Microchip Technology, a provider of microcontroller and analog semiconductors, has rolled out ENC624J600 – a new IEEE 802.3 compliant, 100Mbps Ethernet interface controllers. Each controller has a factory-preprogrammed a Media Access Controller (MAC) address and 24 Kbytes of configurable SRAM for packet transmit/receive buffering and data storage.
According to Microchip, the new Ethernet controllers combine a 10/100Base-TX physical interface (PHY) and a MAC with a hardware cryptographic security engine, and can connect to PIC microcontroller through an serial peripheral interface (SPI) or a flexible parallel interface.
The company said that the new Ethernet controllers integrate hardware cryptographic security engines to perform RSA, Diffie-Hellman, MD5 and SHA-1 algorithm computations in support of cryptographic protocols such as SSL/TLS, SSH and various VPNs. These integrated hardware features enable secure data transmissions with reduced code size, enhanced connection establishment and throughput.

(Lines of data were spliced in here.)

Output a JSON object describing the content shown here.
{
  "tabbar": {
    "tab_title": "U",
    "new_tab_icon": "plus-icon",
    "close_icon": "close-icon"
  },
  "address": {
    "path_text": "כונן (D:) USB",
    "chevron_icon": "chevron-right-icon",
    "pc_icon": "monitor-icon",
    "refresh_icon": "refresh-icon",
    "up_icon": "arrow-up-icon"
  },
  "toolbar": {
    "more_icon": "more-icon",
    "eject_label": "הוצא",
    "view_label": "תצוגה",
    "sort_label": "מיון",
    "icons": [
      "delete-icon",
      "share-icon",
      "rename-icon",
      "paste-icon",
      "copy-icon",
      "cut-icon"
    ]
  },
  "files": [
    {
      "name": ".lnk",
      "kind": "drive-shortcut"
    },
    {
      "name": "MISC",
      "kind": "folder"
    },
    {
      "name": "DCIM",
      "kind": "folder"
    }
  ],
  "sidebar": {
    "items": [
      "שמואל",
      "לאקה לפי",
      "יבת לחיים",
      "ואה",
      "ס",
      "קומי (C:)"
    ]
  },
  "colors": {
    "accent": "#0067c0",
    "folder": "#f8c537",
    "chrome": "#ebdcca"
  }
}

In addition, the configurable, 24 Kbyte SRAM buffer memory provides data-management system that supports packet storage, retrieval and modification that reduces memory requirements for the host microcontroller, the Microchip added.
Microchip claims that with an SPI interface, the new Ethernet controllers require only four pins to connect to the microcontroller, enabling the use of smaller MCU packages for space-constrained applications.
Reportedly, the company offers a TCP/IP stack that can be used for free with any of its 8-, 16- or 32-bit PIC microcontrollers or dsPIC digital signal controllers. The stack includes Secure Sockets Layer (SSL) encryption and a TCP/IP configuration wizard for the configuration of Ethernet projects.